Por un instante me pareció encontrarme en la ciega ciudad del maestro Saramago. Aquella ciudad donde una extraña epidemia deja sin vista a hombres, mujeres, niños, y ancianos; sin distingo de clase, profesión con una autoridad que igualmente se vuelve impotente.
Uno a uno todos los habitantes se van quedando ciegos. Ni las imágenes de la iglesia se salvan, todos los ciudadanos buscan la forma de sobre vivir sin interesarles nada. Con tal de salir adelante hacen lo que sea, la ciudad se vuelve un caos, sus habitantes angustiados deben sobre ponerse a las mil y una dificultades: contaminación, basura, desorden vehicular, delincuencia, violencia, aceras ocupadas, carros, motos y bicicletas, todo mal estacionado.
Es apenas un mensaje del gran novelista, como avizora el futuro, no muy lejos y bastante cerca del contexto. La literatura es imaginación que permite pasar de la ficción a la realidad y la ceguera de Saramago se convierte en un buen ejercicio. Seguí en mi paseo y caí en la cuenta que caminaba por una calle de Barranquilla.
Sus… se hicieron los de la vista gorda, y se quedaron ciegos, otros viven aquí y tienen la mirada en otra parte, se olvidaron de los principios éticos y morales que desbordan en la desidia, que no es más, que secuela del dejar hacer dejar pasar, viejo postulado fisiócrata que propone el orden natural de las cosas para mejorar la economía, en el caso de Barranquilla surge como antiestético contagiando a todos los habitantes de la ciudad.
La naturaleza es prodiga e indiferente; y es un hecho innegable que el ser humano no puede vivir al libre albedrío, y dejar que las cosas pasen, realmente preocupa la falta de sentido de pertenencia por la ciudad, que es la actitud de amor y simpatía del ser humano por lo suyo, empezando por el lugar donde reside: calle, manzana, barrio. Si quieres respirar aire puro no contamines más, asea tu casa y entorno.
¿Imagínate una empresa donde los trabajadores no tengan sentido de pertenencia? ¿Como seria una escuela, colegio, o universidad?
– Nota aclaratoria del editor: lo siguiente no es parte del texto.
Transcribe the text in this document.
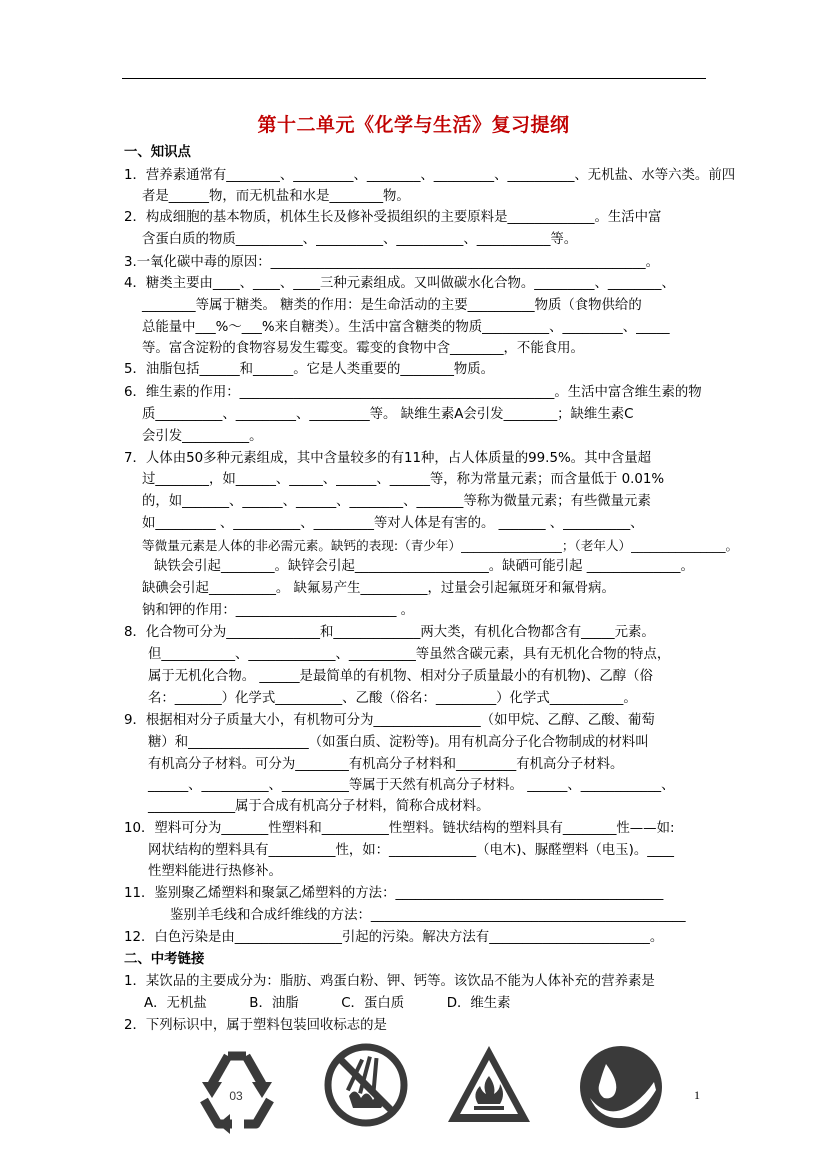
第十二单元《化学与生活》复习提纲
一、知识点
1．营养素通常有________、_________、________、_________、__________、无机盐、水等六类。前四
者是______物，而无机盐和水是________物。
2．构成细胞的基本物质，机体生长及修补受损组织的主要原料是_____________。生活中富
含蛋白质的物质__________、__________、__________、___________等。
3.一氧化碳中毒的原因：________________________________________________________。
4．糖类主要由____、____、____三种元素组成。又叫做碳水化合物。_________、________、
________等属于糖类。 糖类的作用：是生命活动的主要__________物质（食物供给的
总能量中___%～___%来自糖类）。生活中富含糖类的物质__________、_________、_____
等。富含淀粉的食物容易发生霉变。霉变的食物中含________，不能食用。
5．油脂包括______和______。它是人类重要的________物质。
6．维生素的作用：_______________________________________________。生活中富含维生素的物
质__________、_________、_________等。 缺维生素A会引发________；缺维生素C
会引发__________。
7．人体由50多种元素组成，其中含量较多的有11种，占人体质量的99.5%。其中含量超
过________，如______、_____、______、______等，称为常量元素；而含量低于 0.01%
的，如_______、______、______、________、_______等称为微量元素；有些微量元素
如_________ 、__________、_________等对人体是有害的。 _______ 、__________、
等微量元素是人体的非必需元素。缺钙的表现:（青少年）________________；（老年人）_______________。
缺铁会引起________。缺锌会引起____________________。缺硒可能引起 ______________。
缺碘会引起__________。 缺氟易产生__________，过量会引起氟斑牙和氟骨病。
钠和钾的作用：________________________ 。
8．化合物可分为______________和_____________两大类，有机化合物都含有_____元素。
但___________、_____________、__________等虽然含碳元素，具有无机化合物的特点，
属于无机化合物。 ______是最简单的有机物、相对分子质量最小的有机物)、乙醇（俗
名：_______）化学式__________、乙酸（俗名：_________）化学式___________。
9．根据相对分子质量大小，有机物可分为________________（如甲烷、乙醇、乙酸、葡萄
糖）和__________________（如蛋白质、淀粉等)。用有机高分子化合物制成的材料叫
有机高分子材料。可分为________有机高分子材料和_________有机高分子材料。
______、__________、__________等属于天然有机高分子材料。 ______、____________、
_____________属于合成有机高分子材料，简称合成材料。
10．塑料可分为_______性塑料和__________性塑料。链状结构的塑料具有________性——如:
网状结构的塑料具有__________性，如：_____________（电木)、脲醛塑料（电玉)。____
性塑料能进行热修补。
11．鉴别聚乙烯塑料和聚氯乙烯塑料的方法：________________________________________
鉴别羊毛线和合成纤维线的方法：_______________________________________________
12．白色污染是由________________引起的污染。解决方法有________________________。
二、中考链接
1．某饮品的主要成分为：脂肪、鸡蛋白粉、钾、钙等。该饮品不能为人体补充的营养素是
A．无机盐          B．油脂          C．蛋白质          D．维生素
2．下列标识中，属于塑料包装回收标志的是
03	1
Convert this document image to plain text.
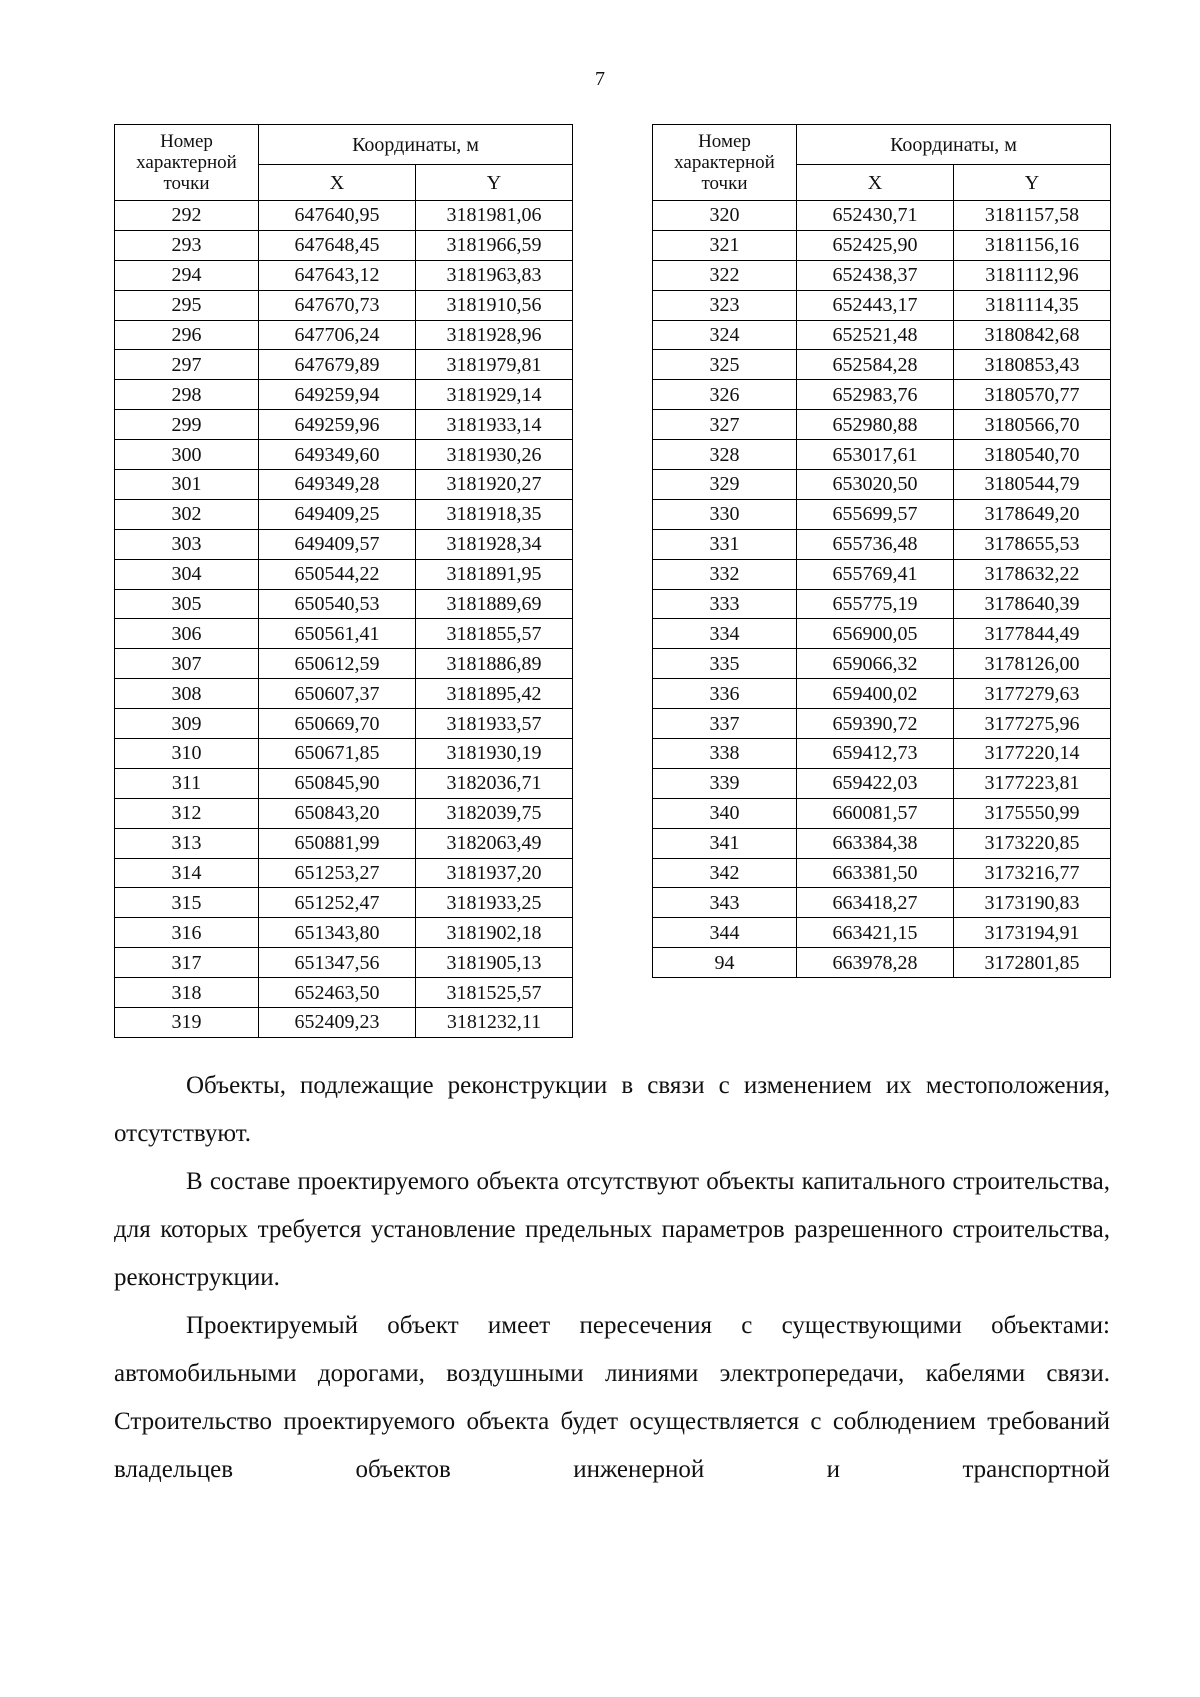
7
Номер характерной точки	Координаты, м	
	X	Y
292	647640,95	3181981,06
293	647648,45	3181966,59
294	647643,12	3181963,83
295	647670,73	3181910,56
296	647706,24	3181928,96
297	647679,89	3181979,81
298	649259,94	3181929,14
299	649259,96	3181933,14
300	649349,60	3181930,26
301	649349,28	3181920,27
302	649409,25	3181918,35
303	649409,57	3181928,34
304	650544,22	3181891,95
305	650540,53	3181889,69
306	650561,41	3181855,57
307	650612,59	3181886,89
308	650607,37	3181895,42
309	650669,70	3181933,57
310	650671,85	3181930,19
311	650845,90	3182036,71
312	650843,20	3182039,75
313	650881,99	3182063,49
314	651253,27	3181937,20
315	651252,47	3181933,25
316	651343,80	3181902,18
317	651347,56	3181905,13
318	652463,50	3181525,57
319	652409,23	3181232,11
Номер характерной точки	Координаты, м	
	X	Y
320	652430,71	3181157,58
321	652425,90	3181156,16
322	652438,37	3181112,96
323	652443,17	3181114,35
324	652521,48	3180842,68
325	652584,28	3180853,43
326	652983,76	3180570,77
327	652980,88	3180566,70
328	653017,61	3180540,70
329	653020,50	3180544,79
330	655699,57	3178649,20
331	655736,48	3178655,53
332	655769,41	3178632,22
333	655775,19	3178640,39
334	656900,05	3177844,49
335	659066,32	3178126,00
336	659400,02	3177279,63
337	659390,72	3177275,96
338	659412,73	3177220,14
339	659422,03	3177223,81
340	660081,57	3175550,99
341	663384,38	3173220,85
342	663381,50	3173216,77
343	663418,27	3173190,83
344	663421,15	3173194,91
94	663978,28	3172801,85

Объекты, подлежащие реконструкции в связи с изменением их местоположения, отсутствуют.

В составе проектируемого объекта отсутствуют объекты капитального строительства, для которых требуется установление предельных параметров разрешенного строительства, реконструкции.

Проектируемый объект имеет пересечения с существующими объектами: автомобильными дорогами, воздушными линиями электропередачи, кабелями связи. Строительство проектируемого объекта будет осуществляется с соблюдением требований владельцев объектов инженерной и транспортной
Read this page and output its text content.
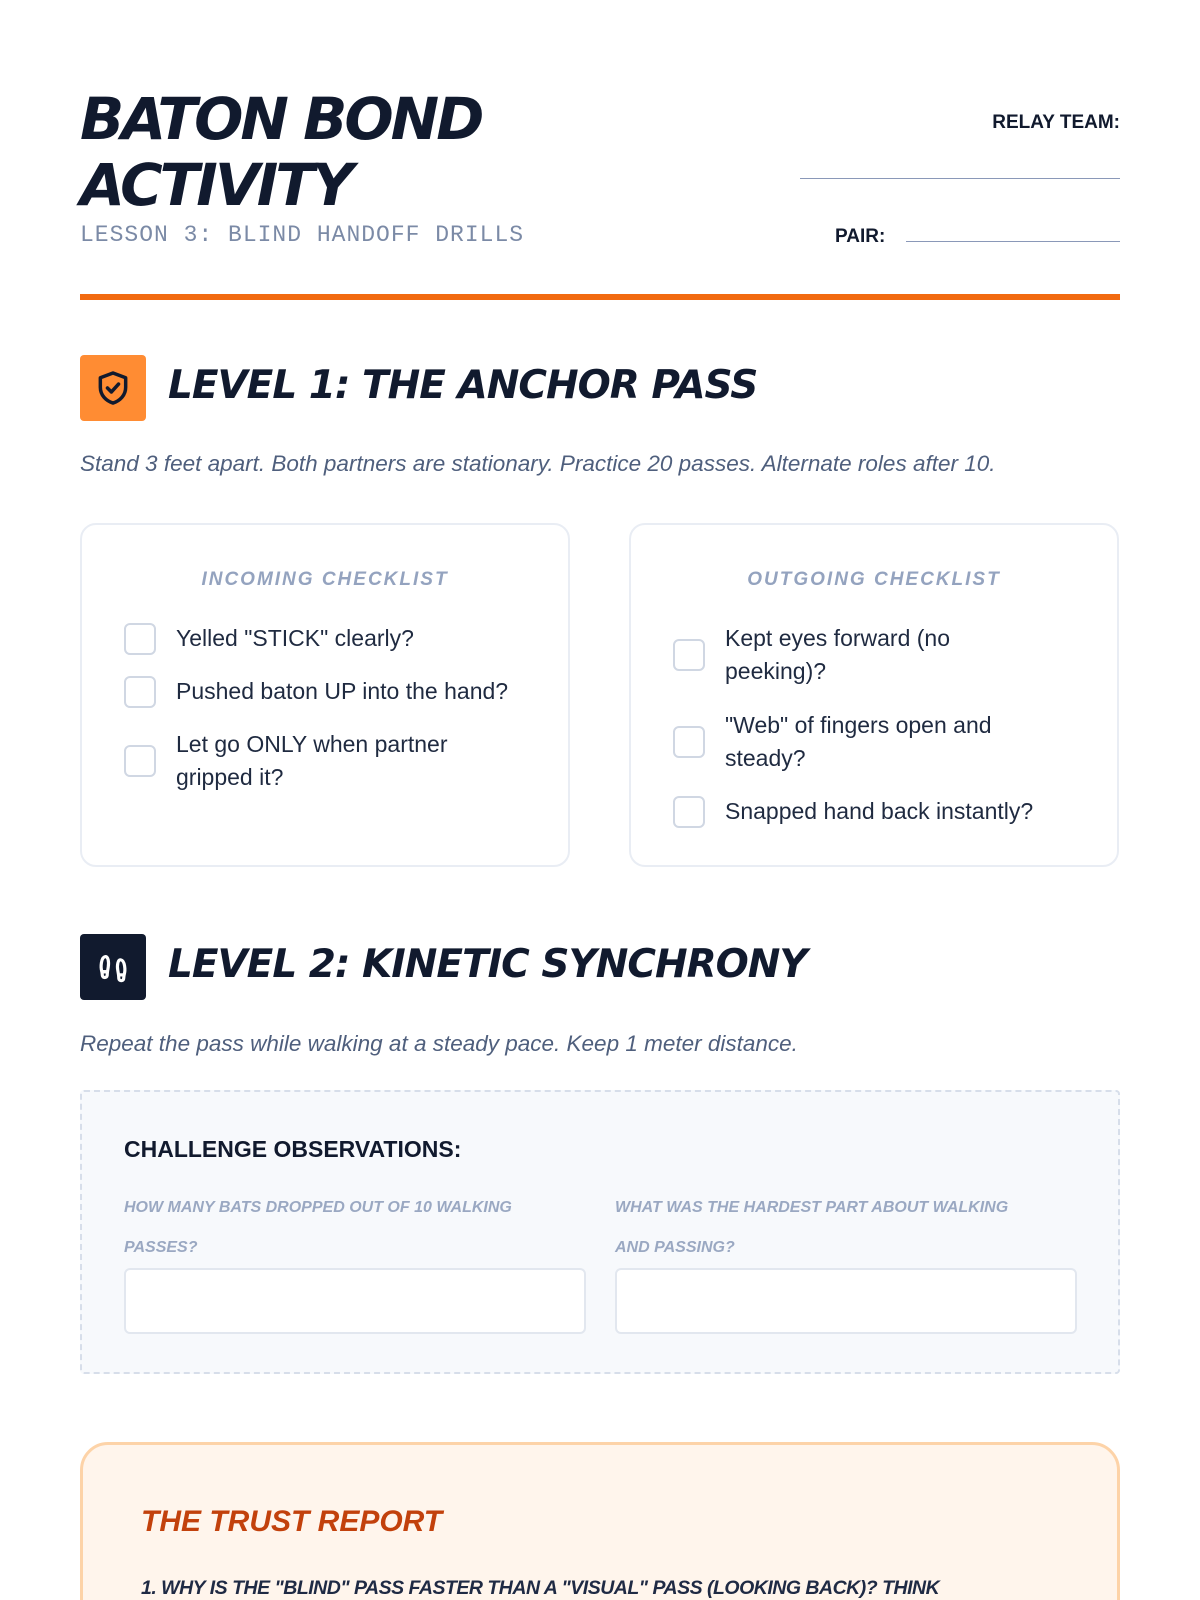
BATON BOND ACTIVITY
LESSON 3: BLIND HANDOFF DRILLS
RELAY TEAM:
PAIR:
LEVEL 1: THE ANCHOR PASS
Stand 3 feet apart. Both partners are stationary. Practice 20 passes. Alternate roles after 10.
INCOMING CHECKLIST
Yelled "STICK" clearly?
Pushed baton UP into the hand?
Let go ONLY when partner gripped it?
OUTGOING CHECKLIST
Kept eyes forward (no peeking)?
"Web" of fingers open and steady?
Snapped hand back instantly?
LEVEL 2: KINETIC SYNCHRONY
Repeat the pass while walking at a steady pace. Keep 1 meter distance.
CHALLENGE OBSERVATIONS:
HOW MANY BATS DROPPED OUT OF 10 WALKING PASSES?
WHAT WAS THE HARDEST PART ABOUT WALKING AND PASSING?
THE TRUST REPORT
1. WHY IS THE "BLIND" PASS FASTER THAN A "VISUAL" PASS (LOOKING BACK)? THINK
La falta de este valor humano y social se convierte en karma.
Los parques han sido convertidos en hoteles y moteles de poca monta, donde pelechan los excluidos, sin ninguna clase de protección por parte del estado, otros, lo utilizan para llevar al perro a defecar.
Contaminación, altos niveles de inseguridad, basura regada, desorden vehicular, huecos, cocinas humeando, indigencia desprotegida, indígenas en las esquinas impetrando la misericordia humana, andenes obstruidos, y la viveza acompañada de sus implicaciones políticas y sociales muestran un panorama aciago y nocivo para la ciudad.
En Miami, hace unos meses el pitcher estelar de los Florida Marlins, Dontrelles Willis, fue arrestado por orinar en la vía pública, ante esta situación, aquí no pasaría nada.
El llamado de atención de un ciudadano a otro, termina con el correspondiente hp y no sea…
La indiferencia ante los bienes públicos, consecuencias de la falta de sentido de pertenencia exigen grandes y profundas transforma-ciones sociales; cuando un pueblo es educado cada uno sabe lo que le corresponde hacer, unos con mayor responsabilidad y compromiso que otros por el rango que ocupan.
La ciudad necesita más sentido de pertenencia; la unidad familiar y una buena o mala disciplina escolar son determinantes para volver los ojos hacia ella.
Incuestionablemente, un buen vividero requiere de ciudadanos con un alto sentido de pertenencia y no hay peor ciego que el que no quiere ver. Mientras, la deleznable pasividad nos conduce por los caminos de la indiferencia, la ciudad es consumida por la inefable ceguera.
Apenas la mirada perpleja surge como única luz para que aparezca la lucidez en Barranquilla. Es época de mucho ruido y poca verdad pero también propicia para reaprender; un viejo proverbio de la sabiduría china dice: “Si son para cien años, instruye al pueblo y educando al pueblo, cosecharas cien veces”.